16. L’arrêté attaqué fait état de ce que M. B déclare être entré en France en septembre 2020, à l’âge de 29 ans, que son épouse fait également l’objet d’une décision d’éloignement, que l’intéressé n’est pas dépourvu d’attaches familiales en Algérie où résident ses parents et sa fratrie, qu’il n’a pas déjà fait l’objet d’une mesure d’éloignement et qu’il ne présente pas un comportement troublant l’ordre public. Dans ces conditions, le moyen tiré de l’insuffisante motivation de la décision lui faisant interdiction de retour sur le territoire français doit être écarté.
17. En neuvième lieu, ainsi qu’il a été dit, l’épouse de M. B, de même nationalité que lui, fait également l’objet d’une décision d’éloignement et leur cellule familiale peut se reconstituer en Algérie. Si la préfète de la Dordogne n’a pas interdit son épouse de retour sur le territoire français, en prenant une telle décision à l’égard de M. B pour une durée de seulement un an, le préfet n’a pas porté une atteinte disproportionnée au droit au respect de la vie privée et familiale de l’intéressé.
18. En dernier lieu, il résulte de ce qui précède que M. B n’est pas fondé à soutenir que les décisions lui refusant un délai de départ volontaire, fixant le pays à destination duquel il pourra être renvoyé et lui faisant interdiction de retour sur le territoire français sont illégales en raison de l’illégalité de la décision portant obligation de quitter le territoire français.
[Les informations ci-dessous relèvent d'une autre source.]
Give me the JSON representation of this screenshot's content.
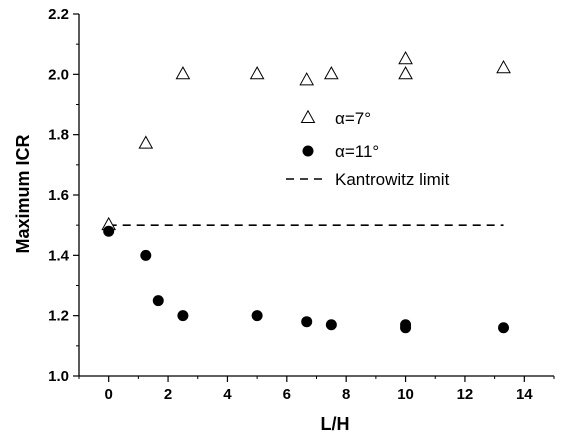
{
  "chart_data": {
    "type": "scatter",
    "xlabel": "L/H",
    "ylabel": "Maximum ICR",
    "xlim": [
      -1,
      15
    ],
    "ylim": [
      1.0,
      2.2
    ],
    "x_ticks": [
      0,
      2,
      4,
      6,
      8,
      10,
      12,
      14
    ],
    "x_tick_labels": [
      "0",
      "2",
      "4",
      "6",
      "8",
      "10",
      "12",
      "14"
    ],
    "y_ticks": [
      1.0,
      1.2,
      1.4,
      1.6,
      1.8,
      2.0,
      2.2
    ],
    "y_tick_labels": [
      "1.0",
      "1.2",
      "1.4",
      "1.6",
      "1.8",
      "2.0",
      "2.2"
    ],
    "grid": false,
    "legend_position": "center-right",
    "series": [
      {
        "name": "α=7°",
        "marker": "open-triangle",
        "color": "#000000",
        "x": [
          0,
          1.25,
          2.5,
          5,
          6.67,
          7.5,
          10,
          10,
          13.3
        ],
        "y": [
          1.5,
          1.77,
          2.0,
          2.0,
          1.98,
          2.0,
          2.05,
          2.0,
          2.02
        ]
      },
      {
        "name": "α=11°",
        "marker": "filled-circle",
        "color": "#000000",
        "x": [
          0,
          1.25,
          1.67,
          2.5,
          5,
          6.67,
          7.5,
          10,
          10,
          13.3
        ],
        "y": [
          1.48,
          1.4,
          1.25,
          1.2,
          1.2,
          1.18,
          1.17,
          1.17,
          1.16,
          1.16
        ]
      }
    ],
    "reference_lines": [
      {
        "name": "Kantrowitz limit",
        "style": "dashed",
        "x": [
          0,
          13.3
        ],
        "y": [
          1.5,
          1.5
        ]
      }
    ]
  }
}
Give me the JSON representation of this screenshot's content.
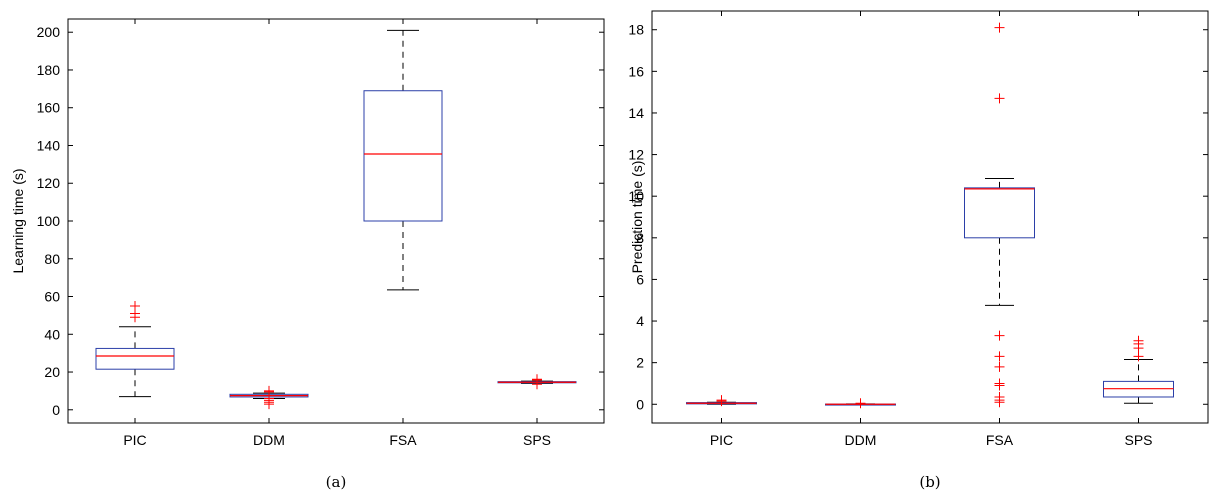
{
  "colors": {
    "box": "#2b3fa8",
    "median": "#ff0000",
    "whisker": "#000000",
    "outlier": "#ff0000"
  },
  "chart_data": [
    {
      "type": "box",
      "caption": "(a)",
      "ylabel": "Learning time (s)",
      "ylim": [
        -7,
        207
      ],
      "yticks": [
        0,
        20,
        40,
        60,
        80,
        100,
        120,
        140,
        160,
        180,
        200
      ],
      "grid": false,
      "categories": [
        "PIC",
        "DDM",
        "FSA",
        "SPS"
      ],
      "boxes": [
        {
          "category": "PIC",
          "whisker_low": 7,
          "q1": 21.5,
          "median": 28.5,
          "q3": 32.5,
          "whisker_high": 44,
          "outliers": [
            49,
            51,
            55
          ]
        },
        {
          "category": "DDM",
          "whisker_low": 6,
          "q1": 6.8,
          "median": 7.5,
          "q3": 8.2,
          "whisker_high": 8.8,
          "outliers": [
            3,
            4,
            5,
            6,
            9.5,
            10
          ]
        },
        {
          "category": "FSA",
          "whisker_low": 63.5,
          "q1": 100,
          "median": 135.5,
          "q3": 169,
          "whisker_high": 201,
          "outliers": []
        },
        {
          "category": "SPS",
          "whisker_low": 14,
          "q1": 14.3,
          "median": 14.6,
          "q3": 14.9,
          "whisker_high": 15.2,
          "outliers": [
            13.5,
            15.8,
            16.2
          ]
        }
      ]
    },
    {
      "type": "box",
      "caption": "(b)",
      "ylabel": "Prediction time (s)",
      "ylim": [
        -0.9,
        18.9
      ],
      "yticks": [
        0,
        2,
        4,
        6,
        8,
        10,
        12,
        14,
        16,
        18
      ],
      "grid": false,
      "categories": [
        "PIC",
        "DDM",
        "FSA",
        "SPS"
      ],
      "boxes": [
        {
          "category": "PIC",
          "whisker_low": 0,
          "q1": 0.02,
          "median": 0.05,
          "q3": 0.08,
          "whisker_high": 0.1,
          "outliers": [
            0.15,
            0.2
          ]
        },
        {
          "category": "DDM",
          "whisker_low": 0,
          "q1": 0,
          "median": 0,
          "q3": 0.01,
          "whisker_high": 0.02,
          "outliers": [
            0.05
          ]
        },
        {
          "category": "FSA",
          "whisker_low": 4.75,
          "q1": 8,
          "median": 10.35,
          "q3": 10.4,
          "whisker_high": 10.85,
          "outliers": [
            0.1,
            0.2,
            0.35,
            0.9,
            1.0,
            1.8,
            2.3,
            3.3,
            14.7,
            18.1
          ]
        },
        {
          "category": "SPS",
          "whisker_low": 0.05,
          "q1": 0.35,
          "median": 0.75,
          "q3": 1.1,
          "whisker_high": 2.15,
          "outliers": [
            2.3,
            2.7,
            2.9,
            3.05
          ]
        }
      ]
    }
  ]
}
19. Il résulte de tout ce qui précède que M. B n’est pas fondé à demander l’annulation de l’arrêté attaqué. Doivent être rejetées, par voie de conséquence, ses conclusions aux fins d’injonction et d’astreinte ainsi que celles tendant à l’application de l’article L. 761-1 du code de justice administrative et de l’article 37 de la loi du 10 juillet 1991.
D E C I D E :
Article 1er : M. B est admis, à titre provisoire, au bénéfice de l’aide juridictionnelle.
Article 2 : Le surplus des conclusions de la requête est rejeté.
Article 3 : Le présent jugement sera notifié à M. A B et à la préfète de la Dordogne.
Rendu public par mise à disposition au greffe le 3 février 2025.
Le magistrat désigné,
R. ROUSSEL CERA La greffière,
C. GIOFFRE La République mande et ordonne à la préfète de la Dordogne en ce qui la concerne ou à tous commissaires de justice à ce requis en ce qui concerne les voies de droit commun contre les parties privées, de pourvoir à l’exécution de la présente décision.